When it comes to serial killers and mass murderers, the refrain of "I'm innocent" is a familiar one.
Not many killers go out of their way to fess up to their crimes. Even fewer go on to take perverse pride in their heinous acts.
Carl Panzram, however, is not most killers. Throughout his criminal career, Panzram made no secret of his contempt for humanity and his love of killing. Because of this, it's no wonder that many consider him to be the most sadistic killer in history.
Like most killers, Panzram had a rough childhood.
As the son of German immigrants, Panzram began acting out at a young age. Trying to intervene on their son's behalf, his parents enrolled the boy at a school for troubled youth. The staff there routinely beat and tortured students. After returning from the school, Panzram ran away from home at the age of 14.
What followed were several years of escalating crimes.
In 1907, a drunk Panzram decided to enlist in the army. Not long after, he rebelled against his commanding officer and served a two-year prison sentence. Future president William Howard Taft, then Secretary of War, was the one who signed off on Panzram's sentence. After being released from prison in 1910, Panzram burgled Taft's home in Connecticut and made off with a substantial sum of money.
He then used this small fortune to buy a yacht.
With his yacht, Panzram brought his reign of terror to ports all along the Northeast. He was fond of getting men drunk, raping them, and then killing them. Despite his frequent sodomy of men, the killer never considered himself gay. Instead, he wrote in his autobiography that he used sodomy to dominate and humiliate his victims.
Panzram's killing spree eventually took him to West Africa. There, the locals made easy prey for his sadistic tendencies.
In 1928, Panzram returned to the U.S. and was arrested for burglarizing a home in Washington, D.C. During his interrogation, he confessed to previously killing two young boys. In light of his extensive criminal history, he was strapped with a hefty sentence. Once in prison, Panzram killed again and was then sentenced to death.

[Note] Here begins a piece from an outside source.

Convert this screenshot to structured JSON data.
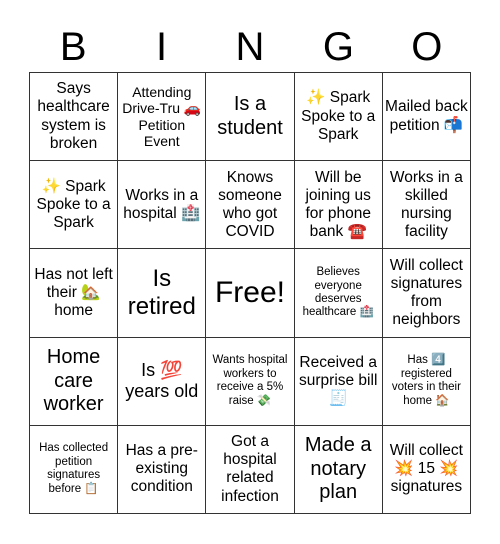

While awaiting execution, he was given a pen and some paper by a sympathetic guard. He then began working on his autobiography.
The autobiography, which was published in 1970, began with a chilling statement: "In my lifetime, I have murdered 21 human beings, I have committed thousands of burglaries, robberies, larcenies, and arsons, and last but not least I have committed sodomy on more than 1,000 male human beings. For all of these things, I am not in the least bit sorry."
"I have no conscience so that does not worry me. I don't believe in man, God nor devil. I hate the whole damned human race including myself."
Panzram wrote about how he "figured it would be a good plan to hire a few sailors to work for me, get them out to my yacht, get them drunk, commit sodomy on them, rob them, and then kill them. This I done."
He also discussed the little boy he murdered in West Africa. "First I committed sodomy on him and then killed him. His brains were coming out of his ears when I left him and he will never be any deader. He is still there."
When he went back to the U.S. and met another young boy, he wrote that he "tied his belt around his neck and strangled him, picked him up when he was dead, and threw his body over behind some bushes."
As he was being readied for execution in 1930, Panzram stayed true to form. He managed to spit in the executioner's face while screaming, "I wish the entire human race had one neck and I had my hands around it!"
When asked if he had any final words, Panzram replied: "Yes, hurry it up, you Hoosier bastard! I could kill a dozen men while you're screwing around!"